1º Through two points can pass only one straight;
2º The straight line is the shortest path from one point to another;
3º Through a given point there is not more than one parallel to a given straight.
Although generally a proof of the second of these axioms is omitted, it would be possible to deduce it from the other two and from those, much more numerous, which are implicitly admitted without enunciating them, as I shall explain further on.

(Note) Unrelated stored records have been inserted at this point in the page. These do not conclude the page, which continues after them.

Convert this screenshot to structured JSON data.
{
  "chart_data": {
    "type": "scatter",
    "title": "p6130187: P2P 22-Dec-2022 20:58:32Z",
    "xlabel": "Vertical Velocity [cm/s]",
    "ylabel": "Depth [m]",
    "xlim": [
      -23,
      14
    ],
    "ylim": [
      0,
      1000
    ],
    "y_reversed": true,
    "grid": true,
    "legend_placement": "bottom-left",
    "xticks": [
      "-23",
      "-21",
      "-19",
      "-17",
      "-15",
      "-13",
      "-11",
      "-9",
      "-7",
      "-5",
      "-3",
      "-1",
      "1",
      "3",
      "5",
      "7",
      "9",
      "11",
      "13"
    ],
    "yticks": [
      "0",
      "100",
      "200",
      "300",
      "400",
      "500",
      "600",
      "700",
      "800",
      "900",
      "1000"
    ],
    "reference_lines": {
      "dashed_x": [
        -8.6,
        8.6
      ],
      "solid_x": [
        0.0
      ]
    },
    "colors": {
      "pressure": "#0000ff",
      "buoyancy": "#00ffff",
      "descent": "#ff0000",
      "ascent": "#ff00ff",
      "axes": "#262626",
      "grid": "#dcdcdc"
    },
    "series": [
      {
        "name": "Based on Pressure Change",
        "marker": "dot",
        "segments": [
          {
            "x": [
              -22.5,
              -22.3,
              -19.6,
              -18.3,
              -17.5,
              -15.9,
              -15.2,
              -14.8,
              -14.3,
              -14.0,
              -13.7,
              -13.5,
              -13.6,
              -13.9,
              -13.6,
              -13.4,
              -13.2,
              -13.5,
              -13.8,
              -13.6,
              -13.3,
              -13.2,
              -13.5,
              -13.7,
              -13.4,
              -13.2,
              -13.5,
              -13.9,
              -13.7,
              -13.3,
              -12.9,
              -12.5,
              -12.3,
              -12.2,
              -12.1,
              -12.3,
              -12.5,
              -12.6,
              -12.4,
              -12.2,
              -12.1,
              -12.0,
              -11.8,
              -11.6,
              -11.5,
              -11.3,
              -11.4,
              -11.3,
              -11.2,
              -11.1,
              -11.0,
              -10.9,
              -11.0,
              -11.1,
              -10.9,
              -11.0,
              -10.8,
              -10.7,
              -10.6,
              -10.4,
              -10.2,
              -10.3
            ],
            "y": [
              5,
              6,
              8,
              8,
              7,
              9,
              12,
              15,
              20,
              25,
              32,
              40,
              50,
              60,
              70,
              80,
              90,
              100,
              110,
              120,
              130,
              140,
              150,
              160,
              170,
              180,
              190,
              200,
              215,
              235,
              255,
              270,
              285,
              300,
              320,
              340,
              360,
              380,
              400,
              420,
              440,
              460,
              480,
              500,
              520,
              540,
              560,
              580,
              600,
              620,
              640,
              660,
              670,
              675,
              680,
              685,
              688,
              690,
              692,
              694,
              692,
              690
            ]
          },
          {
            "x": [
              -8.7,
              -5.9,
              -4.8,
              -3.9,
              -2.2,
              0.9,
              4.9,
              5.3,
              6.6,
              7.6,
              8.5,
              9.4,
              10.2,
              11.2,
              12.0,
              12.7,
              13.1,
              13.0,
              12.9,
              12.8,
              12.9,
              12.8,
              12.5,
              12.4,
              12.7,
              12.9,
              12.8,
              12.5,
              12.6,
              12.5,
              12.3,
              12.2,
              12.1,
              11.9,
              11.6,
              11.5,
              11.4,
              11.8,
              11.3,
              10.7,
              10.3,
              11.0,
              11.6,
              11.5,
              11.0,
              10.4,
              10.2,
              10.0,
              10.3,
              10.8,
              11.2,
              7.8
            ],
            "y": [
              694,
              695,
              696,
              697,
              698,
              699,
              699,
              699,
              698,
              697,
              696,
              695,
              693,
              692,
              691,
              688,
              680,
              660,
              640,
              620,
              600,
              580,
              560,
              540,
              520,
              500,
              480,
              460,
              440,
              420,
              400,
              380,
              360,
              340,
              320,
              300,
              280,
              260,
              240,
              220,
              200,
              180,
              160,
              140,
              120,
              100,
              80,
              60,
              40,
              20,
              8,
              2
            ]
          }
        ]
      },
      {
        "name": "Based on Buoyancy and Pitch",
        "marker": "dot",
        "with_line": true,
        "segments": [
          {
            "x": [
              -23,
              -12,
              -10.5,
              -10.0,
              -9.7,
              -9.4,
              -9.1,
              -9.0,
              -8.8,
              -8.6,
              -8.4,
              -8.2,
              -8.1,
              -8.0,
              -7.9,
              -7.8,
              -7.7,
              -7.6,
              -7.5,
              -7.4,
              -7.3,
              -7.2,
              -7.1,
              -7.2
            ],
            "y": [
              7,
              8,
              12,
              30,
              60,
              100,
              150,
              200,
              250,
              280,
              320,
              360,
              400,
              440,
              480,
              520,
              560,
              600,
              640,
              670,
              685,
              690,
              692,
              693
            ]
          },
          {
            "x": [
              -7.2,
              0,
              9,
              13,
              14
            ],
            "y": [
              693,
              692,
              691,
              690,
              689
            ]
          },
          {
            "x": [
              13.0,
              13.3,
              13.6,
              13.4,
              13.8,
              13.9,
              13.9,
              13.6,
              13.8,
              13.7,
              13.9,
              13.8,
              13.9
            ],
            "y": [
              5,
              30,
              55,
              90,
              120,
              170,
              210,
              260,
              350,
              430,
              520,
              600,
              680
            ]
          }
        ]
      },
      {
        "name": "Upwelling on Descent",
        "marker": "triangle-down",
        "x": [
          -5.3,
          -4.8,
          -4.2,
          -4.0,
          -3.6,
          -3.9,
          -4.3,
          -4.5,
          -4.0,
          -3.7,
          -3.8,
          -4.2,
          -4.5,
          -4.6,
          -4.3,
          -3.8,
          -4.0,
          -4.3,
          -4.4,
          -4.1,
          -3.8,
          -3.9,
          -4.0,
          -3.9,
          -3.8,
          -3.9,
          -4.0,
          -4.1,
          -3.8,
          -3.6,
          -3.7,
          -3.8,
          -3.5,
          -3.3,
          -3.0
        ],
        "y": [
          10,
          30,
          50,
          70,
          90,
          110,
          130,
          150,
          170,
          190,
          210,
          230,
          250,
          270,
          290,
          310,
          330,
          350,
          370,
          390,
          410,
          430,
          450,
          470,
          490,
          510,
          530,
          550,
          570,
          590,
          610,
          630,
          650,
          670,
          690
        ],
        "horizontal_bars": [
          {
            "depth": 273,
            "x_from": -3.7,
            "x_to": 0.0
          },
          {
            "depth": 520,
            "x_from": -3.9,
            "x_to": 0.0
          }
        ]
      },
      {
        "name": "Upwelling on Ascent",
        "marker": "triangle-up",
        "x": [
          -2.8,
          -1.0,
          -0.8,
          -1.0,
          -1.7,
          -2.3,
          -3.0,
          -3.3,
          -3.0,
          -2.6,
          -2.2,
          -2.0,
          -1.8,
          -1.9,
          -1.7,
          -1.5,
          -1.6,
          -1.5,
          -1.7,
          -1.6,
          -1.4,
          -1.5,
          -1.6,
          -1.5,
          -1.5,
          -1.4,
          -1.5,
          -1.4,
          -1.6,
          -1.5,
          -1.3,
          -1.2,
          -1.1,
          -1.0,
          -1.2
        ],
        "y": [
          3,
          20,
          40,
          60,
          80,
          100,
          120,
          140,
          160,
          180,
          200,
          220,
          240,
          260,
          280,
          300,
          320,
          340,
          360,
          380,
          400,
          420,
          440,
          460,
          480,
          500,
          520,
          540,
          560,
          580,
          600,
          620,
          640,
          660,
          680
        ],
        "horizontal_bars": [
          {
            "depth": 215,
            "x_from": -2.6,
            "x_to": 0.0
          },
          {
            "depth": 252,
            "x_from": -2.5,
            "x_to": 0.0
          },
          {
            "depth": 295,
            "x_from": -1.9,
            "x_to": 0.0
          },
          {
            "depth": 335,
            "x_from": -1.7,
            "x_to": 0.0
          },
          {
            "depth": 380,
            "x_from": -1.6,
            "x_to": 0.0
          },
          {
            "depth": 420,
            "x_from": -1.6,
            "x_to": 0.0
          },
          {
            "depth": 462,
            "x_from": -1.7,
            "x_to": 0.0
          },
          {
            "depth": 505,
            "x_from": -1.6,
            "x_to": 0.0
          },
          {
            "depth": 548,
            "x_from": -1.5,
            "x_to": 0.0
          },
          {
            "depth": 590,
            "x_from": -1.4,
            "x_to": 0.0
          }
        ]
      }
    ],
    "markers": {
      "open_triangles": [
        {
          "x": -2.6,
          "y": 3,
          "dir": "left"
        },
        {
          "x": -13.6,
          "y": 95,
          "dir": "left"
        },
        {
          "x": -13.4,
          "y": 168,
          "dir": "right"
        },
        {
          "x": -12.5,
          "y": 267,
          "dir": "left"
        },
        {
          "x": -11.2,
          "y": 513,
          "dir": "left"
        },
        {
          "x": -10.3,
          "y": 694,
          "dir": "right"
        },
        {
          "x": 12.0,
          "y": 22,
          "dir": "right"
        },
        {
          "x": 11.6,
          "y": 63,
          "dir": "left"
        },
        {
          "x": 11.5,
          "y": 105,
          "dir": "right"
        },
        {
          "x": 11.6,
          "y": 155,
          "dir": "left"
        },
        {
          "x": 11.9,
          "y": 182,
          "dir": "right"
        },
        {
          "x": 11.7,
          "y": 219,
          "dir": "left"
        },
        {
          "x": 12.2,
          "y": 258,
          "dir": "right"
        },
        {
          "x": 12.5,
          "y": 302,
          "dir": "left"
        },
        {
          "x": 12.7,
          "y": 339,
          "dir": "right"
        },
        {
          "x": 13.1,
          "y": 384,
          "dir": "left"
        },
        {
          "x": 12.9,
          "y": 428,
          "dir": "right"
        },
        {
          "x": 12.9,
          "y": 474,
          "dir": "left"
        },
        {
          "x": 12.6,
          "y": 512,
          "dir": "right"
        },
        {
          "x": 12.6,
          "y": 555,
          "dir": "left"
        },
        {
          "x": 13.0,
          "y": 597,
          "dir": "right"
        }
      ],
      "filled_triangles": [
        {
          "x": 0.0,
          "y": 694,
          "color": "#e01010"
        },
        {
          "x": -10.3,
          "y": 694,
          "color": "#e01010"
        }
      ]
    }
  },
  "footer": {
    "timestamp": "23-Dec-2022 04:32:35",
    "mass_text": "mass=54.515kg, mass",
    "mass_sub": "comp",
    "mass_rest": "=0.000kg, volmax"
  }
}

It was long sought in vain to demonstrate likewise the third axiom, known as Euclid's Postulate. What vast effort has been wasted in this chimeric hope is truly unimaginable. Finally, in the first quarter of the nineteenth century, and almost at the same time, a Hungarian and a Russian, Bolyai and Lobachevski, established irrefutably that this demonstration is impossible; they have almost rid us of inventors of geometries 'sans postulatum'; since then the Académie des Sciences receives only about one or two new demonstrations a year.
The question was not exhausted; it soon made a great stride by the publication of Riemann's celebrated memoir entitled: Ueber die Hypothesen welche der Geometrie zu Grunde liegen. This paper has inspired most of the recent works of which I shall speak further on, and among which it is proper to cite those of Beltrami and of Helmholtz.
The Bolyai-Lobachevski Geometry.—If it were possible to deduce Euclid's postulate from the other axioms, it is evident that in denying the postulate and admitting the other axioms, we should be led to contradictory consequences; it would therefore be impossible to base on such premises a coherent geometry.
Now this is precisely what Lobachevski did.
He assumes at the start that: Through a given point can be drawn two parallels to a given straight.
And he retains besides all Euclid's other axioms. From these hypotheses he deduces a series of theorems among which it is impossible to find any contradiction, and he constructs a geometry whose faultless logic is inferior in nothing to that of the Euclidean geometry.